Makes it very difficult to ask a direct question and receive a direct, honest answer. Or so it seems to me.


----------



## pplwatching (Jun 15, 2012)

When we love and marry we commit ourselves to a number of things. IMHO one of those is unconditional acceptance of who our spouse is. Yours is a woman who enjoys having sex with you and who enjoys herself when she does, Dont compare yourself to previous lovers. That is a trap. Strive for a deeper relationship, including great sex but let it grow naturally into something uniquely yours, together. Let her know that you want her to be sexually satisfied and believe her if she says she is. If you make sex between you about more than the perfect orgasm, you may find that the perfect O is about more than sex or what happens between her legs. The brain is the most important sex organ.

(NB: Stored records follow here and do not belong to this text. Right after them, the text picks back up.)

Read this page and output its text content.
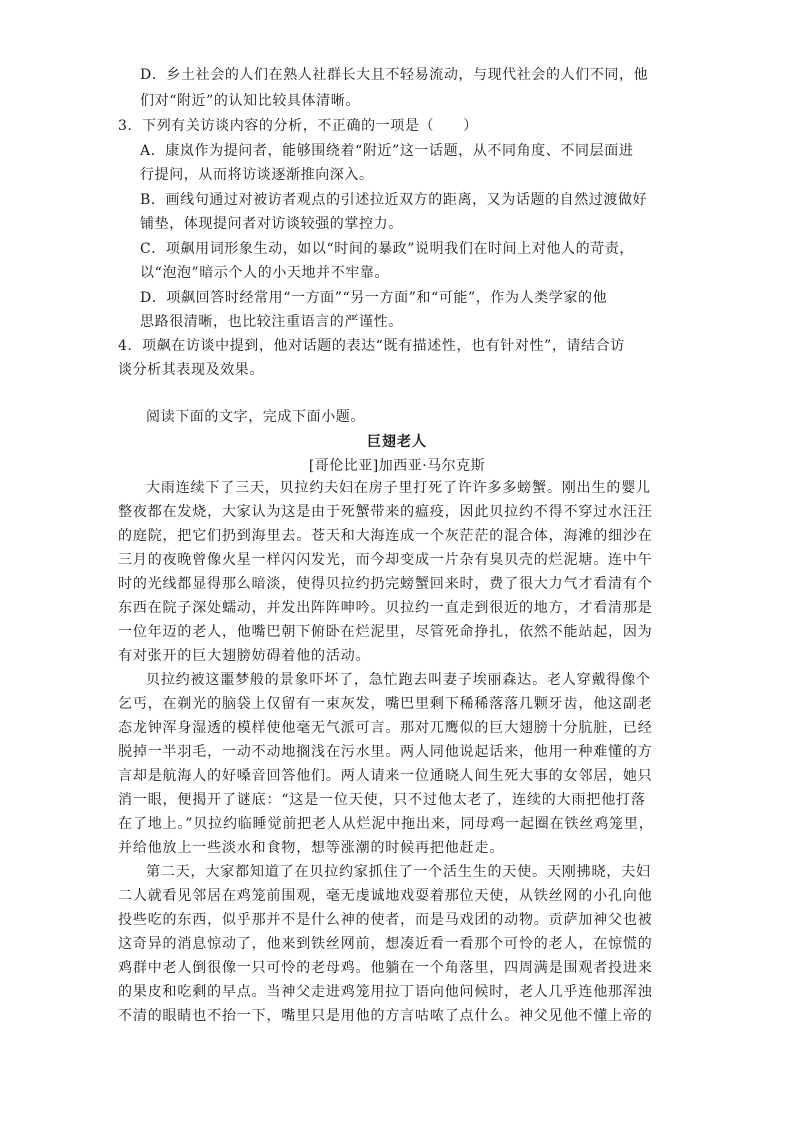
D．乡土社会的人们在熟人社群长大且不轻易流动，与现代社会的人们不同，他
们对“附近”的认知比较具体清晰。
3．下列有关访谈内容的分析，不正确的一项是（　　）
A．康岚作为提问者，能够围绕着“附近”这一话题，从不同角度、不同层面进
行提问，从而将访谈逐渐推向深入。
B．画线句通过对被访者观点的引述拉近双方的距离，又为话题的自然过渡做好
铺垫，体现提问者对访谈较强的掌控力。
C．项飙用词形象生动，如以“时间的暴政”说明我们在时间上对他人的苛责，
以“泡泡”暗示个人的小天地并不牢靠。
D．项飙回答时经常用“一方面”“另一方面”和“可能”，作为人类学家的他
思路很清晰，也比较注重语言的严谨性。
4．项飙在访谈中提到，他对话题的表达“既有描述性，也有针对性”，请结合访
谈分析其表现及效果。
阅读下面的文字，完成下面小题。
巨翅老人
[哥伦比亚]加西亚·马尔克斯
大雨连续下了三天，贝拉约夫妇在房子里打死了许许多多螃蟹。刚出生的婴儿
整夜都在发烧，大家认为这是由于死蟹带来的瘟疫，因此贝拉约不得不穿过水汪汪
的庭院，把它们扔到海里去。苍天和大海连成一个灰茫茫的混合体，海滩的细沙在
三月的夜晚曾像火星一样闪闪发光，而今却变成一片杂有臭贝壳的烂泥塘。连中午
时的光线都显得那么暗淡，使得贝拉约扔完螃蟹回来时，费了很大力气才看清有个
东西在院子深处蠕动，并发出阵阵呻吟。贝拉约一直走到很近的地方，才看清那是
一位年迈的老人，他嘴巴朝下俯卧在烂泥里，尽管死命挣扎，依然不能站起，因为
有对张开的巨大翅膀妨碍着他的活动。
贝拉约被这噩梦般的景象吓坏了，急忙跑去叫妻子埃丽森达。老人穿戴得像个
乞丐，在剃光的脑袋上仅留有一束灰发，嘴巴里剩下稀稀落落几颗牙齿，他这副老
态龙钟浑身湿透的模样使他毫无气派可言。那对兀鹰似的巨大翅膀十分肮脏，已经
脱掉一半羽毛，一动不动地搁浅在污水里。两人同他说起话来，他用一种难懂的方
言却是航海人的好嗓音回答他们。两人请来一位通晓人间生死大事的女邻居，她只
消一眼，便揭开了谜底：“这是一位天使，只不过他太老了，连续的大雨把他打落
在了地上。”贝拉约临睡觉前把老人从烂泥中拖出来，同母鸡一起圈在铁丝鸡笼里，
并给他放上一些淡水和食物，想等涨潮的时候再把他赶走。
第二天，大家都知道了在贝拉约家抓住了一个活生生的天使。天刚拂晓，夫妇
二人就看见邻居在鸡笼前围观，毫无虔诚地戏耍着那位天使，从铁丝网的小孔向他
投些吃的东西，似乎那并不是什么神的使者，而是马戏团的动物。贡萨加神父也被
这奇异的消息惊动了，他来到铁丝网前，想凑近看一看那个可怜的老人，在惊慌的
鸡群中老人倒很像一只可怜的老母鸡。他躺在一个角落里，四周满是围观者投进来
的果皮和吃剩的早点。当神父走进鸡笼用拉丁语向他问候时，老人几乎连他那浑浊
不清的眼睛也不抬一下，嘴里只是用他的方言咕哝了点什么。神父见他不懂上帝的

Then have fun. Buy her a vibrator and use it on/with her. Then it wont be a secret that she has one, since you will have given it to her. Tell her it turns you on thinking of her using your gift. Open new doors and discoved where they lead you. Dont get hung up on competing with the past, either of yours,


----------



## keeper63 (Mar 22, 2012)

My wife always holds her breath right before she has an orgasm. Usually, her breathing will get more rapid and shallow, then she will hold her breath, and at the point where she orgasms, she will begin to contract, her face and breasts will flush, and she will exhale and grunt or moan loudly.

If she is masturbating, and I happen to hear that sound she makes when she comes, it will cause me to get aroused almost instantly!

It has taken me many years to develop this level of awareness of her sexual/orgasmic response.